Imagine representing one state of a system as a factorial representation, say with one channel for shape and one for position. If there is an obvious best interpretation for the input in those terms--such as single object with clear shape and position--then the factorial representation is a great way to unambiguously represent it, as in the picture below:
But a common problem with factorial representations appears if there is more than one object present. In that case, there will be more than one value of each channel to represent (e.g. multiple shapes and multiple positions). And then it is no longer clear which values should be grouped together (e.g. which shape goes with which position), as below:
This ambiguity is called the "binding problem," and its solution involves grouping the appropriate values together, like {shape1, position1} and {shape2, position2}. In the image below, those values have been explicitly labelled by color; in a software system, they could be grouped into a common structure or given a common index, or in a neural system they could have a common time-varying signal superimposed on them.
A similar problem can occur even if the system is only supposed to represent a single object, but the data is ambiguous. In many implementations this ambiguity is dealt with by temporarily letting the system represent multiple, simultaneous beliefs or hypotheses about the uncertain data (at least until more data, from elsewhere, can help choose which hypothesis is correct).

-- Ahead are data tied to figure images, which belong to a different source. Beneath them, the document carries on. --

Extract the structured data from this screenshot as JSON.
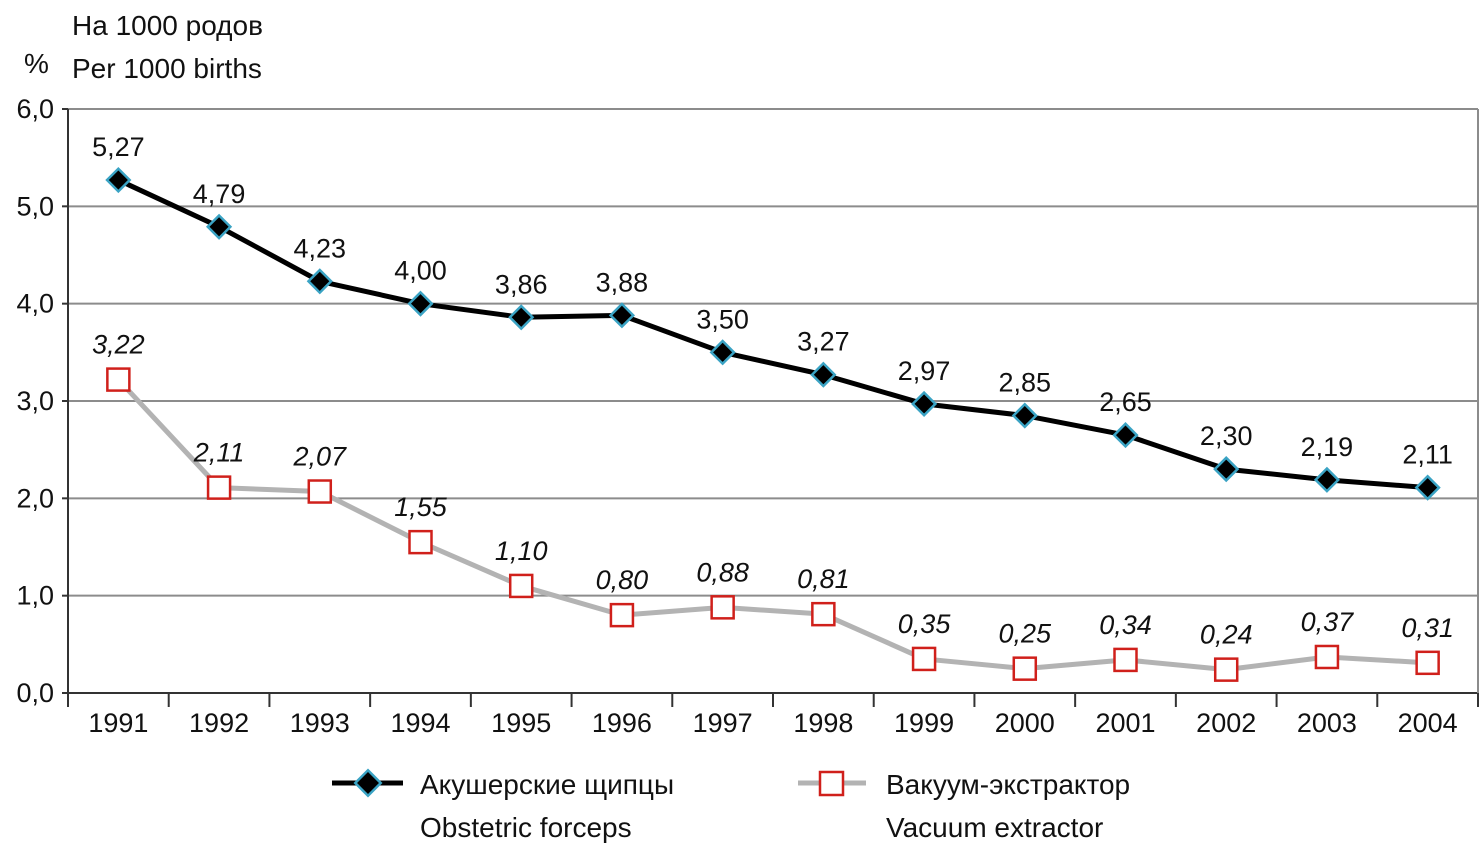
{
  "chart_data": {
    "type": "line",
    "ylabel_unit": "%",
    "ylabel_line1": "На 1000 родов",
    "ylabel_line2": "Per 1000 births",
    "ylim": [
      0,
      6
    ],
    "y_ticks": [
      "0,0",
      "1,0",
      "2,0",
      "3,0",
      "4,0",
      "5,0",
      "6,0"
    ],
    "y_tick_values": [
      0,
      1,
      2,
      3,
      4,
      5,
      6
    ],
    "grid": "horizontal",
    "categories": [
      "1991",
      "1992",
      "1993",
      "1994",
      "1995",
      "1996",
      "1997",
      "1998",
      "1999",
      "2000",
      "2001",
      "2002",
      "2003",
      "2004"
    ],
    "series": [
      {
        "name_line1": "Акушерские щипцы",
        "name_line2": "Obstetric forceps",
        "line_color": "#000000",
        "marker": "diamond",
        "marker_fill": "#000000",
        "marker_stroke": "#3aa3c4",
        "values": [
          5.27,
          4.79,
          4.23,
          4.0,
          3.86,
          3.88,
          3.5,
          3.27,
          2.97,
          2.85,
          2.65,
          2.3,
          2.19,
          2.11
        ],
        "labels": [
          "5,27",
          "4,79",
          "4,23",
          "4,00",
          "3,86",
          "3,88",
          "3,50",
          "3,27",
          "2,97",
          "2,85",
          "2,65",
          "2,30",
          "2,19",
          "2,11"
        ]
      },
      {
        "name_line1": "Вакуум-экстрактор",
        "name_line2": "Vacuum extractor",
        "line_color": "#b3b3b3",
        "marker": "square",
        "marker_fill": "#ffffff",
        "marker_stroke": "#d0201b",
        "values": [
          3.22,
          2.11,
          2.07,
          1.55,
          1.1,
          0.8,
          0.88,
          0.81,
          0.35,
          0.25,
          0.34,
          0.24,
          0.37,
          0.31
        ],
        "labels": [
          "3,22",
          "2,11",
          "2,07",
          "1,55",
          "1,10",
          "0,80",
          "0,88",
          "0,81",
          "0,35",
          "0,25",
          "0,34",
          "0,24",
          "0,37",
          "0,31"
        ]
      }
    ]
  }
}
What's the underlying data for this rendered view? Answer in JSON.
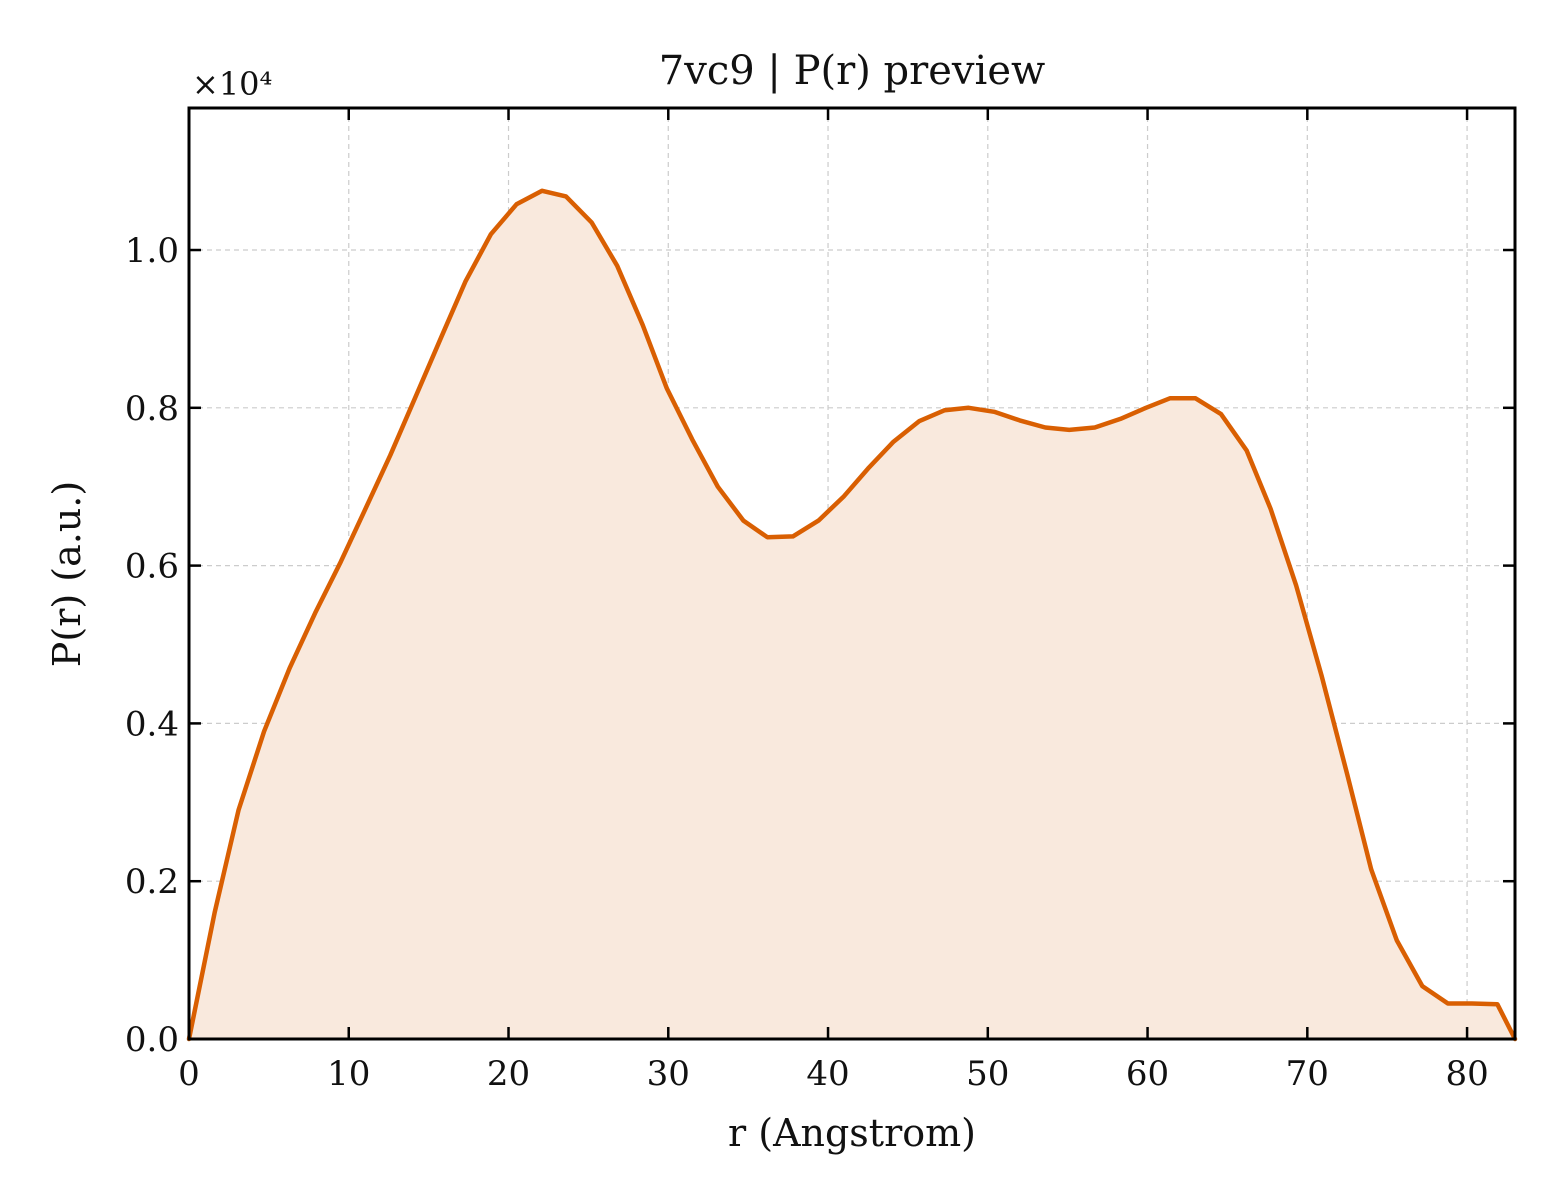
{
  "chart_data": {
    "type": "area",
    "title": "7vc9 | P(r) preview",
    "xlabel": "r (Angstrom)",
    "ylabel": "P(r) (a.u.)",
    "y_multiplier_label": "×10⁴",
    "xlim": [
      0,
      83
    ],
    "ylim": [
      0,
      1.18
    ],
    "x_ticks": [
      0,
      10,
      20,
      30,
      40,
      50,
      60,
      70,
      80
    ],
    "y_ticks": [
      0.0,
      0.2,
      0.4,
      0.6,
      0.8,
      1.0
    ],
    "x_tick_labels": [
      "0",
      "10",
      "20",
      "30",
      "40",
      "50",
      "60",
      "70",
      "80"
    ],
    "y_tick_labels": [
      "0.0",
      "0.2",
      "0.4",
      "0.6",
      "0.8",
      "1.0"
    ],
    "grid": true,
    "line_color": "#d95f02",
    "fill_color": "#f9e9dd",
    "series": [
      {
        "x": [
          0,
          1.6,
          3.1,
          4.7,
          6.3,
          7.9,
          9.5,
          11.0,
          12.6,
          14.2,
          15.8,
          17.3,
          18.9,
          20.5,
          22.1,
          23.6,
          25.2,
          26.8,
          28.4,
          29.9,
          31.5,
          33.1,
          34.7,
          36.2,
          37.8,
          39.4,
          41.0,
          42.5,
          44.1,
          45.7,
          47.3,
          48.8,
          50.4,
          52.0,
          53.6,
          55.1,
          56.7,
          58.3,
          59.9,
          61.4,
          63.0,
          64.6,
          66.2,
          67.7,
          69.3,
          70.9,
          72.5,
          74.0,
          75.6,
          77.2,
          78.8,
          80.3,
          81.9,
          83.0
        ],
        "y": [
          0.0,
          0.16,
          0.29,
          0.39,
          0.47,
          0.54,
          0.605,
          0.67,
          0.74,
          0.815,
          0.89,
          0.96,
          1.02,
          1.058,
          1.075,
          1.068,
          1.035,
          0.98,
          0.905,
          0.825,
          0.76,
          0.7,
          0.657,
          0.636,
          0.637,
          0.657,
          0.688,
          0.723,
          0.757,
          0.783,
          0.797,
          0.8,
          0.795,
          0.784,
          0.775,
          0.772,
          0.775,
          0.786,
          0.8,
          0.812,
          0.812,
          0.792,
          0.746,
          0.672,
          0.575,
          0.46,
          0.335,
          0.215,
          0.125,
          0.067,
          0.045,
          0.045,
          0.044,
          0.0
        ]
      }
    ]
  }
}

Each of those beliefs is called a "particle"; keeping track of multiple particles at once has proved very fruitful for the automatic analysis of confusing, real-world data.
But representing multiple beliefs about data is exactly like representing multple objects (except that the beliefs are mutually exclusive, while the objects can co-exist together). Other than insisting that the belief-probabilities sum to at most 1.0 total, the two kinds of representation are isomorphic: both face the same binding problem of figuring out which factorial values go together.
The bad news is that representing multiple objects, or multiple beliefs about data, both face the same difficult problem. The good news is that whatever algorithm or circuit solves one problem can almost effortlessly solve the other, so that both belief-particles and multiple-objects representations can coexist side by side, perhaps indistinguishalby, in the same system.